Can someone help me answer this?
If a < 5 the define integral [a, 4] 2.4e^(1.4x)dx = 44
Find the value a
Define integral = integral sign
a = lower limit
4 = upper limit
Sure, I can help you with that!
To solve this equation, you need to apply the fundamental theorem of calculus and evaluate the definite integral. Here's how you can do it step by step:
1. First, find the antiderivative of the function inside the integral. In this case, the function is 2.4e^(1.4x), and its antiderivative is (2.4/1.4)e^(1.4x).
2. Now, using the lower and upper limits of integration, substitute them into the antiderivative equation. For the lower limit a, you would have (2.4/1.4)e^(1.4a), and for the upper limit 4, you would have (2.4/1.4)e^(1.4*4).
3. Subtract the result from the lower limit from the result from the upper limit to get the value of the definite integral. In this case, you would have (2.4/1.4)e^(1.4*4) - (2.4/1.4)e^(1.4a) = 44.
4. Simplify the equation by dividing both sides by (2.4/1.4), which is approximately 1.7142857. The equation becomes e^(1.4*4) - e^(1.4a) ≈ 25.7142857.
5. Next, we need to isolate the variable "a" in the equation. To do that, bring e^(1.4a) to the other side of the equation by subtracting it from both sides.
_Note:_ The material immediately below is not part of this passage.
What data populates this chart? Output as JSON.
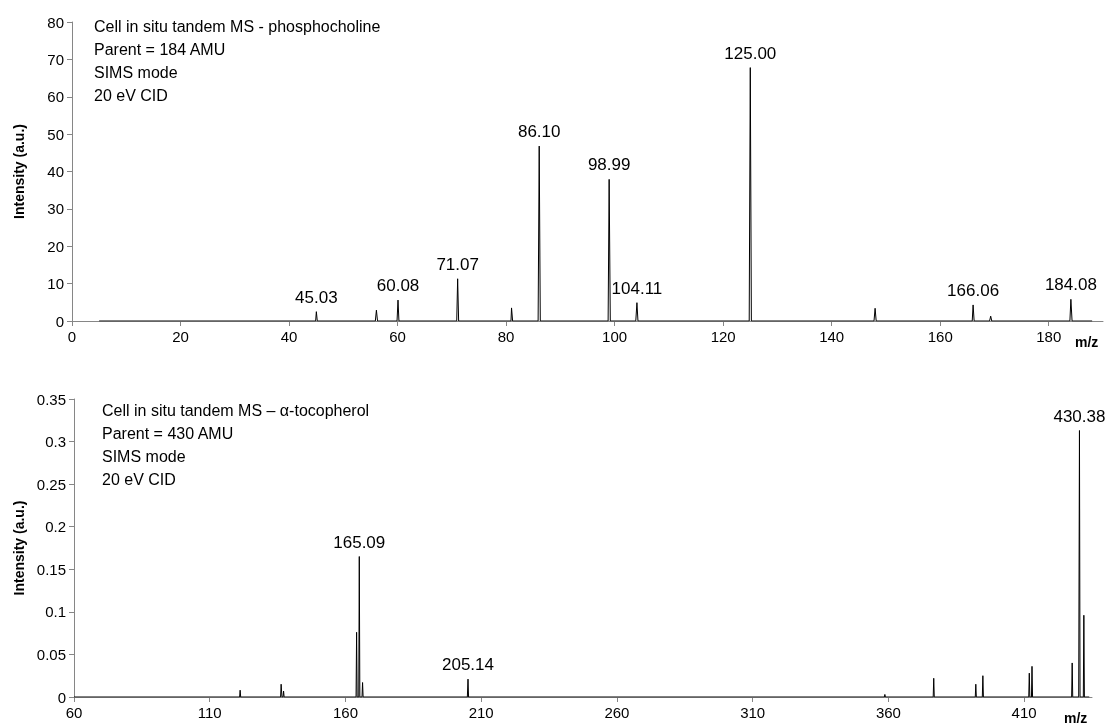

You will have e^(1.4*4) ≈ 25.7142857 + e^(1.4a).
6. Take the natural logarithm of both sides of the equation to cancel out the exponential term. This will give you ln(e^(1.4*4)) ≈ ln(25.7142857 + e^(1.4a)).
7. Simplify the equation to 1.4*4 ≈ ln(25.7142857 + e^(1.4a)).
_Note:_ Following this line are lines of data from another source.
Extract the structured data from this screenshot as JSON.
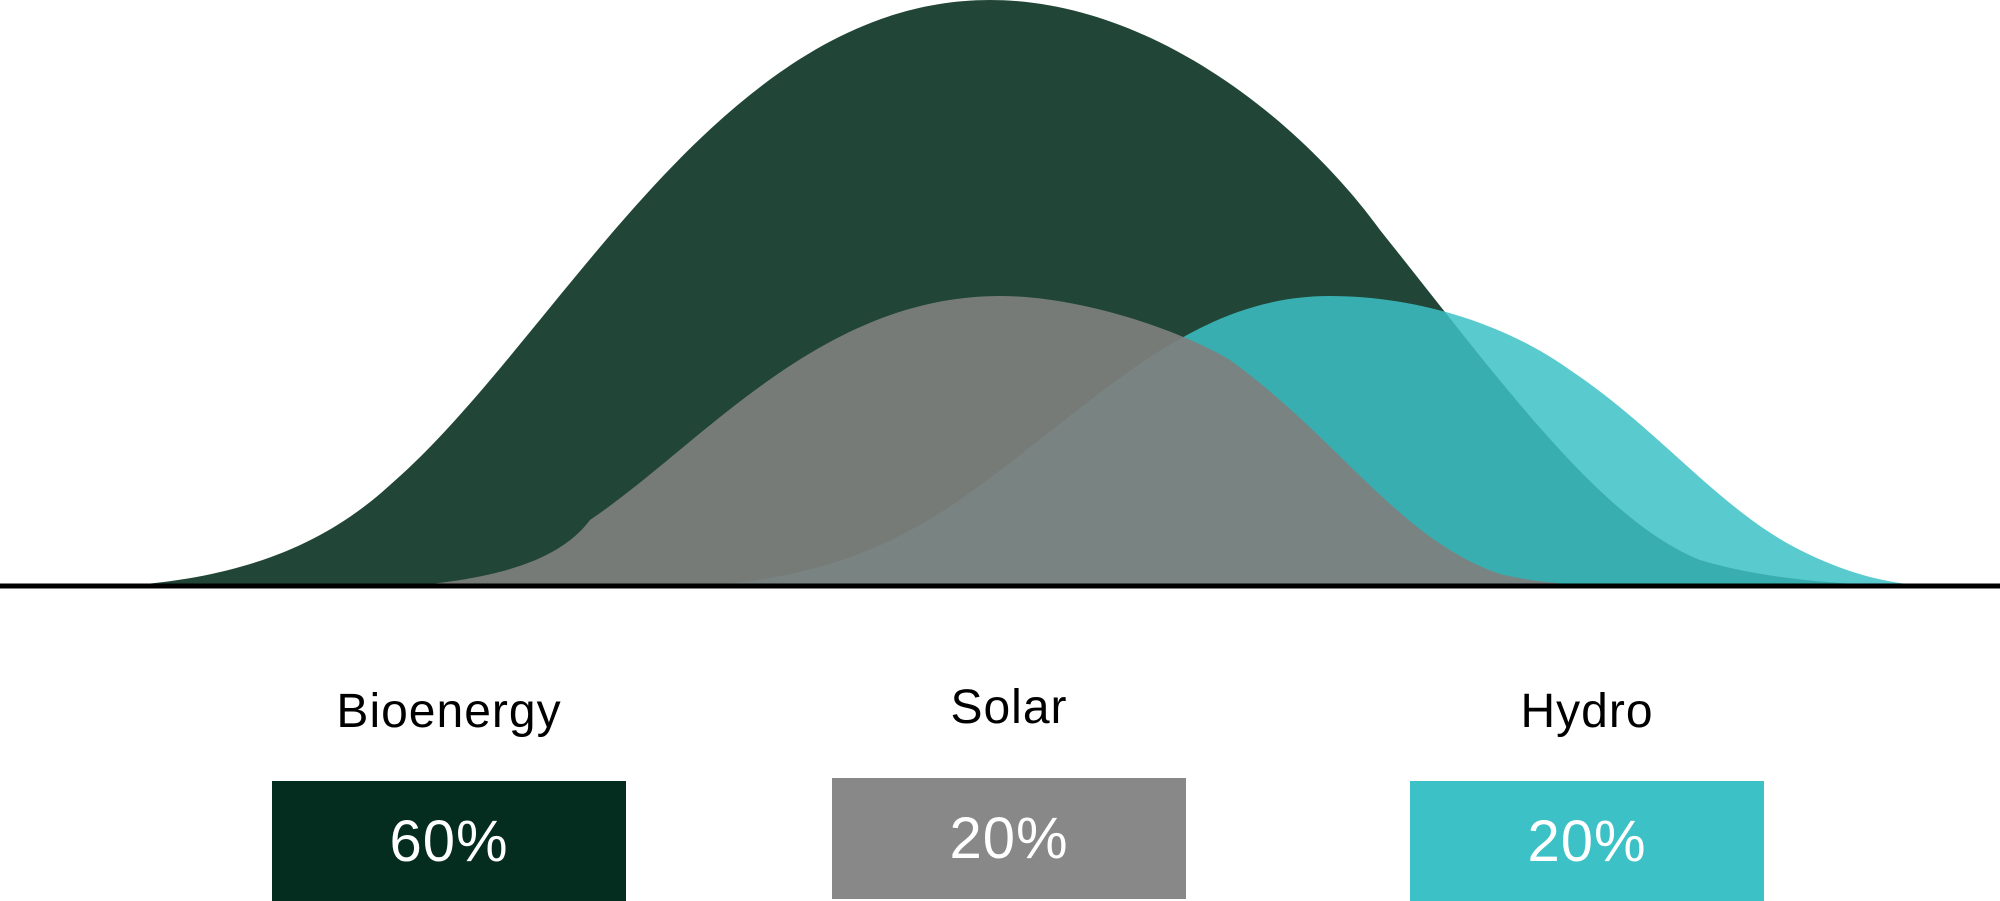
{
  "chart_data": {
    "type": "area",
    "series": [
      {
        "name": "Bioenergy",
        "value": "60%",
        "share": 60,
        "color": "#214637",
        "box_color": "#052d1f"
      },
      {
        "name": "Solar",
        "value": "20%",
        "share": 20,
        "color": "#7f807e",
        "box_color": "#888888"
      },
      {
        "name": "Hydro",
        "value": "20%",
        "share": 20,
        "color": "#3cc1c6",
        "box_color": "#3cc1c6"
      }
    ],
    "title": "",
    "xlabel": "",
    "ylabel": "",
    "grid": false,
    "legend": "bottom"
  }
}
8. Evaluate the left side of the equation to get 5.6 ≈ ln(25.7142857 + e^(1.4a)).
9. Now, isolate the variable "a" by subtracting 25.7142857 from both sides of the equation. You'll have -20.1142857 ≈ ln(e^(1.4a)).
10. Convert the logarithmic equation back to an exponential equation using the inverse of the natural logarithm, which is e^x. You will have e^(-20.1142857) ≈ e^(1.4a).
11. Cancel out e^(1.4a) from both sides of the equation by applying the natural logarithm to both sides. This will give you -20.1142857 ≈ 1.4a.
12. Finally, solve for "a" by dividing both sides of the equation by 1.4. You will get approximately a ≈ -14.367346.
So, the value of "a" that satisfies the equation is approximately -14.367346.